Some of that work includes printed air bills and packaging large art boxes.

 

“We help residents reach their experience and God-given potential,” Pepper said. “This is a tremendous place. We help residents grow while they help us grow.”

 

While the center is located in Mississippi Pepper said it serves more Tennesseans than any of the 22 total states it serves. Memphis is represented more than any other city.

 

Its location some 35 miles south of Memphis does make it harder for volunteers to make it to the center. Volunteers can’t come by for a lunch break service project, for example.

 

“With that said we’re blessed with a number of companies who come down,” Pepper said. “With 120 acres you can only imagine the types of work, from weeding and mulching to painting a room. … We like to have people on campus.

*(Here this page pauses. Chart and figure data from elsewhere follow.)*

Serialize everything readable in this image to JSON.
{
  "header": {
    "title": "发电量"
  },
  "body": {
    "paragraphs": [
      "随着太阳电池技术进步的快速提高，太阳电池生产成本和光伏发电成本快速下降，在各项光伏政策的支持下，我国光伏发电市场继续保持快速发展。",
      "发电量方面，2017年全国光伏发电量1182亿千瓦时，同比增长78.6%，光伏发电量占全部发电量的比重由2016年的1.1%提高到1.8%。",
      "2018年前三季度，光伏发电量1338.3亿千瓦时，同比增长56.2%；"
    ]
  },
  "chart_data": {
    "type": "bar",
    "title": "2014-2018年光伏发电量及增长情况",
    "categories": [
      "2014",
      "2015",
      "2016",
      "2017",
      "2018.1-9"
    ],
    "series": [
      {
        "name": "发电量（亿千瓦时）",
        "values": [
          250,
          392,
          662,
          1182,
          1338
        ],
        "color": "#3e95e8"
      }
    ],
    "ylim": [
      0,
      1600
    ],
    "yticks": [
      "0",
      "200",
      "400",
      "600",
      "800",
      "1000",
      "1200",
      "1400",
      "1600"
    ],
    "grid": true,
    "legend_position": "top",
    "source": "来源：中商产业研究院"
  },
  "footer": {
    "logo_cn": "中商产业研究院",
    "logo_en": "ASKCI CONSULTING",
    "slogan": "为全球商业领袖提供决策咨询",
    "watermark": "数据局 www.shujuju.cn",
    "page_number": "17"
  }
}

We’re not closed off and gated. We try to look like any other neighborhood. We want people to come see it, buy flowers.”

 

Baddour Center is almost entirely privately funded. A recent private donation from a large estate gift will help kick off the center’s future.

 

Baddour Center turns 38 this year, and a master plan soon will launch the first renovations of the homes. The campus is beautiful with a lot of green spaces, lakes and flowers. Pepper said it’s time to update the residential component to make it match up.

 

 

“One of the things we recognized with the master plan is there are aspects of campus that need to be updated, mainly the homes,” Pepper said. “We need to jump in thinking what we want to look like in 2020, not 1980 or 1990. It makes it more appealing for people already living here and loving it but also people that we’re trying to recruit.”

 

Baddour Center’s story is in its residents, those people who enjoy living and working on property. Pepper said it’s easy to see for any visitor.

 

“We’re thinking about the future and we’re excited about it,” Pepper said. “We have the challenge but the privilege to reinvent ourselves, if you will, while preserving what we do. You don’t come to Baddour Center and get out of your car and you don’t leave those gates happier than when you got here, or you’re a tremendously burdened individual or have no heart.”